A binary stream module for packing binary data in pure Lua
https://dekkonot.github.io/bitbuffer/
MIT License
44 stars 11 forks source link
binary-data lua roblox roblox-lua stream

Read The Documentation

BitBuffer is a bit stream module implemented in pure Lua. Its purpose is to provide an easy way to write and read binary data down to the bit level. It first found life as a replacement for a module that performed rather poorly, and was primarily meant for use on Roblox.

However, no Roblox specific API is used in the main file or tests of this module. The module was written and tested using Lua 5.2, though any version of Lua that has a bit module should be able to run this module with a few modifications. It will probably perform best with LuaJIT, as Roblox's Lua VM is extremely fast compared to PUC-Rio and this module makes use of some specific optimizations (ipairs, as an example, is faster than a numeric for in Roblox).

Why?

Numbers take up a lot of space. Take the number 24930. When written out, it's 5 bytes. That's not an awful lot, but if you had to save hundreds of thousands of numbers of a similiar size, that's a lot of space spent on numbers alone.

When written with this BitBuffer though, 24930 only takes up 2 bytes and becomes ab.

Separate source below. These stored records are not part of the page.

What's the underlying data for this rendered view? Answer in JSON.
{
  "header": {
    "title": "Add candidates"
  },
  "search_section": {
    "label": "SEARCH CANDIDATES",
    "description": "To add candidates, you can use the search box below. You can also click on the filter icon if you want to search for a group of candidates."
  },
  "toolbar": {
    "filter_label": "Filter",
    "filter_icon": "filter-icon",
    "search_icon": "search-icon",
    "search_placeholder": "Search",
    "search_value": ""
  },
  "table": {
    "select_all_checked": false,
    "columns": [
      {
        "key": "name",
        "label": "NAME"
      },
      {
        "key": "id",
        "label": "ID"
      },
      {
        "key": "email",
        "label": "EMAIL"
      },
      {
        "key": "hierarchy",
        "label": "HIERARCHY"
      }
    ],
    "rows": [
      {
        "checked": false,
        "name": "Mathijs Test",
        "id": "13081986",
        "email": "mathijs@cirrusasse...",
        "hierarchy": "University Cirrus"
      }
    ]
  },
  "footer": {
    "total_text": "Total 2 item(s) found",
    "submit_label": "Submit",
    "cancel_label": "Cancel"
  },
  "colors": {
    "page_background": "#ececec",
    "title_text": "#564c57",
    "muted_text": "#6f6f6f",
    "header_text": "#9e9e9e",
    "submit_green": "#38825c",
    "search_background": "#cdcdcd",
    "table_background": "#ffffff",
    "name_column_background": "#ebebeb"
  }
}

Obviously, the two bytes taken up by ab is less than the 5 bytes taken up by 24930. This difference gets a lot more dramatic the bigger the number: 1633837924 is 10 bytes to write out but in binary is abcd, and 107075202213222 is 15 bytes but turns into abcdef. That's a difference of 9 bytes per number!

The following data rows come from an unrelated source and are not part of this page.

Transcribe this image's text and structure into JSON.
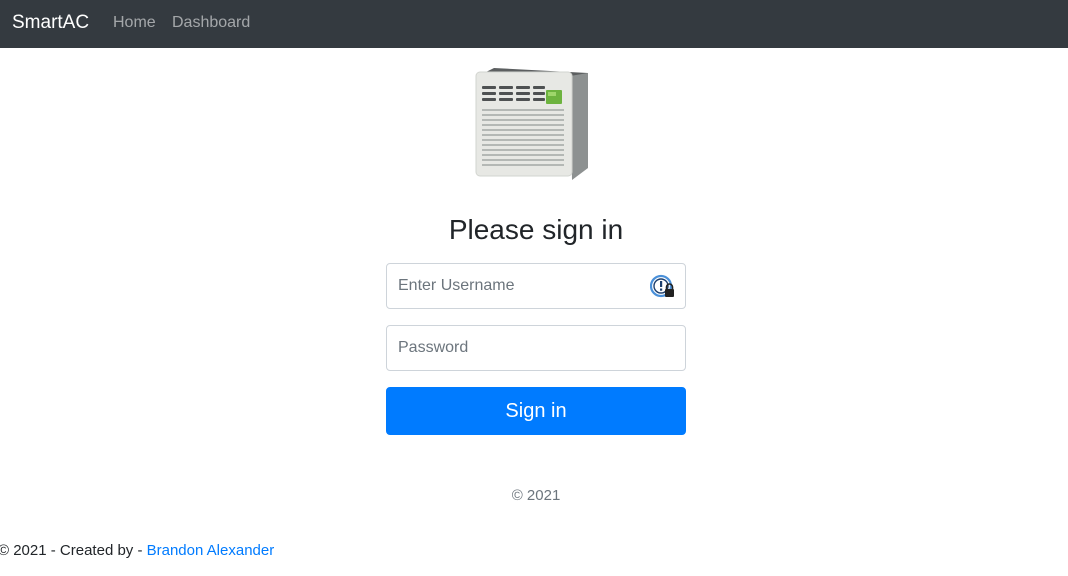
{
  "navbar": {
    "brand": "SmartAC",
    "links": [
      {
        "label": "Home"
      },
      {
        "label": "Dashboard"
      }
    ],
    "background_color": "#343a40"
  },
  "hero": {
    "image_icon": "air-conditioner-icon"
  },
  "form": {
    "heading": "Please sign in",
    "username_placeholder": "Enter Username",
    "username_value": "",
    "password_placeholder": "Password",
    "password_value": "",
    "password_manager_icon": "password-manager-icon",
    "submit_label": "Sign in",
    "accent_color": "#007bff"
  },
  "copyright": "© 2021",
  "footer": {
    "prefix": "© 2021 - Created by - ",
    "author": "Brandon Alexander",
    "link_color": "#007bff"
  }
}
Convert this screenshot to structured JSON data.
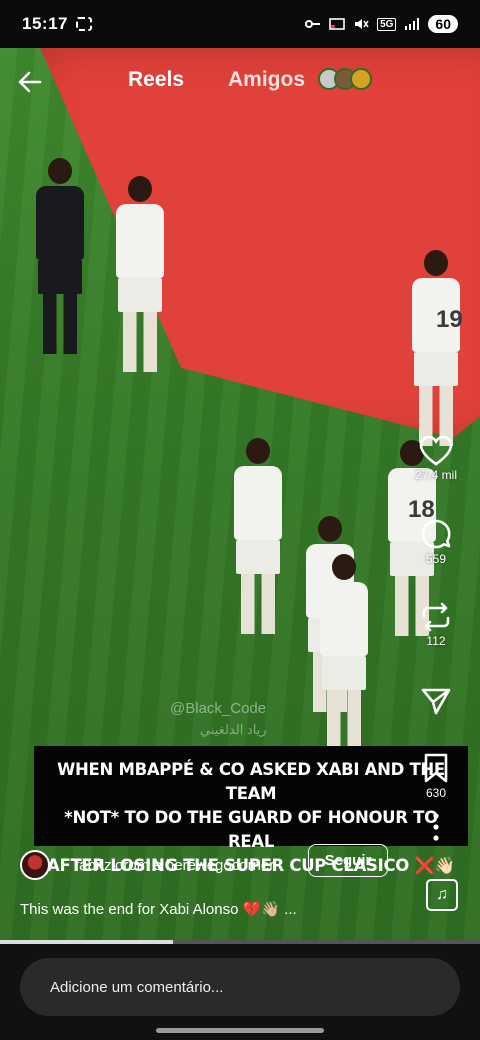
{
  "status": {
    "time": "15:17",
    "network": "5G",
    "battery": "60"
  },
  "nav": {
    "title": "Reels",
    "friends_tab": "Amigos"
  },
  "video": {
    "watermark": "@Black_Code",
    "watermark_ar": "رياد الدلغيني",
    "jersey_a": "19",
    "jersey_b": "18",
    "caption_line1": "WHEN MBAPPÉ & CO ASKED XABI AND THE TEAM",
    "caption_line2": "*NOT* TO DO THE GUARD OF HONOUR TO REAL",
    "caption_line3": "AFTER LOSING THE SUPER CUP CLASICO",
    "caption_emoji": "❌👋🏻"
  },
  "rail": {
    "likes": "27,4 mil",
    "comments": "559",
    "reposts": "112",
    "saves": "630"
  },
  "post": {
    "author": "fabriziorom e herewegocorner",
    "follow_label": "Seguir",
    "description": "This was the end for Xabi Alonso 💔👋🏼 ..."
  },
  "playback": {
    "progress": 0.36
  },
  "comment": {
    "placeholder": "Adicione um comentário..."
  },
  "colors": {
    "carpet": "#e0413a",
    "grass": "#357a27"
  }
}
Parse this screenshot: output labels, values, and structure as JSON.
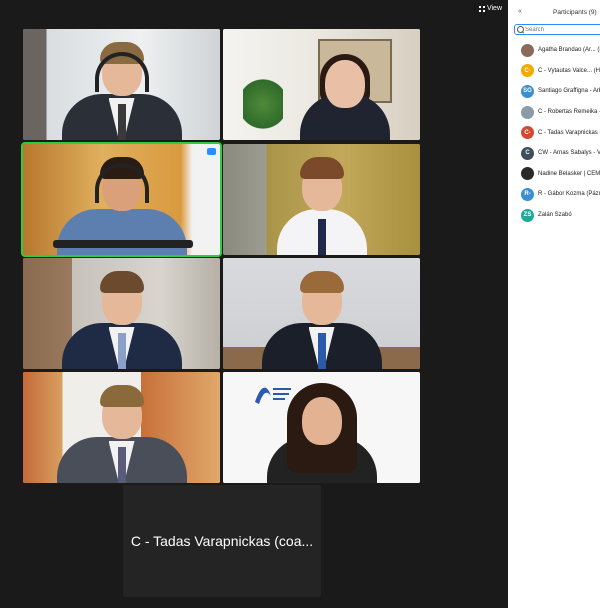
{
  "toolbar": {
    "view_label": "View"
  },
  "participants_panel": {
    "title": "Participants (9)",
    "collapse_glyph": "«",
    "search_placeholder": "Search",
    "items": [
      {
        "name": "Agatha Brandao (Ar... (H",
        "initials": "",
        "color": "#8a6a5a",
        "photo": true
      },
      {
        "name": "C - Vytautas Valce... (Ho",
        "initials": "C-",
        "color": "#f2a900"
      },
      {
        "name": "Santiago Graffigna - Arb",
        "initials": "SG",
        "color": "#3a8fd1"
      },
      {
        "name": "C - Robertas Remeika -...",
        "initials": "",
        "color": "#8b9aa8",
        "photo": true
      },
      {
        "name": "C - Tadas Varapnickas (",
        "initials": "C-",
        "color": "#d24a32"
      },
      {
        "name": "CW - Arnas Sabalys - Vi",
        "initials": "C",
        "color": "#3e4e5c"
      },
      {
        "name": "Nadine Belasker | CEM",
        "initials": "",
        "color": "#2a2a2a",
        "photo": true
      },
      {
        "name": "R - Gábor Kozma (Pázm",
        "initials": "R-",
        "color": "#3a8fd1"
      },
      {
        "name": "Zalán Szabó",
        "initials": "ZS",
        "color": "#1fa99a"
      }
    ]
  },
  "gallery": {
    "name_tile_label": "C - Tadas Varapnickas (coa...",
    "pin_badge_icon": "more-options-icon"
  }
}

For more information, visit the documentation site!

Why not string.pack/string.unpack?

For starters, they didn't exist when this module was written! They also don't exist until Lua 5.3, which is a huge downside.

They're also comparatively slow: BitBuffer does all of its calculations with pure arithmetic and bit32, which is always going to be faster than string creation.

The fact that you have to pass a format string to them is also a huge downside, as it means (un)serializing data that's dynamically generated is annoying.